Warren County Adds More Than 215 Confirmed Cases in Four Days

December 10, 2020

WARREN, Pa. – Warren County has had more confirmed COVID-19 cases reported in the last four days than it did for the entire month of November.

The county had 26 confirmed cases reported Wednesday, according to the Pennsylvania Department of Health COVID-19 Dashboard data update Thursday. That brings the total from Sunday through Wednesday to 216 new cases.

There were 212 cases reported in all of November.

Wednesday’s cases brings the December total to 320, more than five times the total number of cases from March through October and just over a 50 percent increase from November.

The Dashboard lists two deaths for Warren County, though there were two COVID-related deaths in the county last week that have not been accounted for yet.

According to the Dashboard information, five COVID-19 patients are on ventilators.

“At this moment, there are currently 5 patients on BiPap that are being treated for COVID,” Warren General Hospital COO/Chief Nursing Officer Joe Akif told yourdailylocal.com in an email Wednesday evening. “This is a machine that assists with breathing via positive air pressure. A ventilator essentially breathes for you when you are unable to do so on your own. The BiPap machine is non-invasive. On the dashboard, both machines are categorized as ventilators.”

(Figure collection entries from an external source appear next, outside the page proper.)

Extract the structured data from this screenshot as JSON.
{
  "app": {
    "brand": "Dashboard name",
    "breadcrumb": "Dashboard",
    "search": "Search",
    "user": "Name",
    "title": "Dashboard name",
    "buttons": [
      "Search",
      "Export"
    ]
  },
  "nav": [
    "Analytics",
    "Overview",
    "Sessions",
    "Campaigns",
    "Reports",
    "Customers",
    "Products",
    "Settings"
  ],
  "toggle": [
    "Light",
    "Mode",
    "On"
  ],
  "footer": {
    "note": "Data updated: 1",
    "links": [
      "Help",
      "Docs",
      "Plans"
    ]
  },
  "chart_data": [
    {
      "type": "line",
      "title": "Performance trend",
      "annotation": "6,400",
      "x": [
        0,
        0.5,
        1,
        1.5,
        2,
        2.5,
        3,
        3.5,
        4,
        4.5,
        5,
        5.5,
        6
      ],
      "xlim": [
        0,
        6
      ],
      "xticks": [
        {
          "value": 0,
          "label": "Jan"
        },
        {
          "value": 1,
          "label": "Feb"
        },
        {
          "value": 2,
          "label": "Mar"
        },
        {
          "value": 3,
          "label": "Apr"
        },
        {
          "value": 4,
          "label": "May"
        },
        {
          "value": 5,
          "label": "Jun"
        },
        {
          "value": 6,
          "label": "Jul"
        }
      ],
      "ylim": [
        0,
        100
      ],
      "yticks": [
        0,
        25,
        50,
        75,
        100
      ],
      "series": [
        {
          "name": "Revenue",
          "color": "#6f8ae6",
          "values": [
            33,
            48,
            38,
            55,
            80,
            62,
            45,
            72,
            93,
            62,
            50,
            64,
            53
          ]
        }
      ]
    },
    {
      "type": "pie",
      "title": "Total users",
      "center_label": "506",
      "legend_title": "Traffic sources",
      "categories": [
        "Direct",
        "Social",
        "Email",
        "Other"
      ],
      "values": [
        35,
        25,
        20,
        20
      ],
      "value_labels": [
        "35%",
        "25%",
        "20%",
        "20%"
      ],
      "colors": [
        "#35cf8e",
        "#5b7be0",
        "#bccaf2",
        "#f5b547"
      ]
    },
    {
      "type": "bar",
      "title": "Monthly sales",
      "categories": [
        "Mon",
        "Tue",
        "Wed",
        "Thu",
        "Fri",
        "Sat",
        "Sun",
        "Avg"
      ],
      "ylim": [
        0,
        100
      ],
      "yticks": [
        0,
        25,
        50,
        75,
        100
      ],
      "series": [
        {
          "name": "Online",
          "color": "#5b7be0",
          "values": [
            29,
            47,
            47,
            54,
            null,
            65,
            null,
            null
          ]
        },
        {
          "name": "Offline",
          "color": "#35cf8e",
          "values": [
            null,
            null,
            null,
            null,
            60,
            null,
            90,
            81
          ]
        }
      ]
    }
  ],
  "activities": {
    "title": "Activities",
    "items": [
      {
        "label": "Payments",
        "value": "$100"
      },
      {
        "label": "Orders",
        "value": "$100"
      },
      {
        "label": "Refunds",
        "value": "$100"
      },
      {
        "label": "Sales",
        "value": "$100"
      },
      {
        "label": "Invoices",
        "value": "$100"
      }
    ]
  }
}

Akif also explained the Dashboard’s hospitalization information does not always reflect real-time conditions as “the number of patients in the hospital literally changes by the hour.” (See this story for more on how Warren General Hospital is caring for COVID-19 patients.)

The cumulative case count, up to 685 with probable cases (yourdailylocal.com is only reporting confirmed cases at this point because the Pennsylvania Department of Health, in an e-mail to the site last week, said it can’t track whether a probable case has become a confirmed case thus meaning a case may be double-counted if probable and confirmed cases are added together), includes those cases the state considers “recovered.”

A case is considered recovered “if a case has not been reported as a death, and it is more than 30 days past the date of their first positive test (or onset of symptoms) then an individual is considered recovered,” according to the Department of Health.

Of the 685 total cumulative cases (confirmed and probable) 585 have been reported in the last 30 days.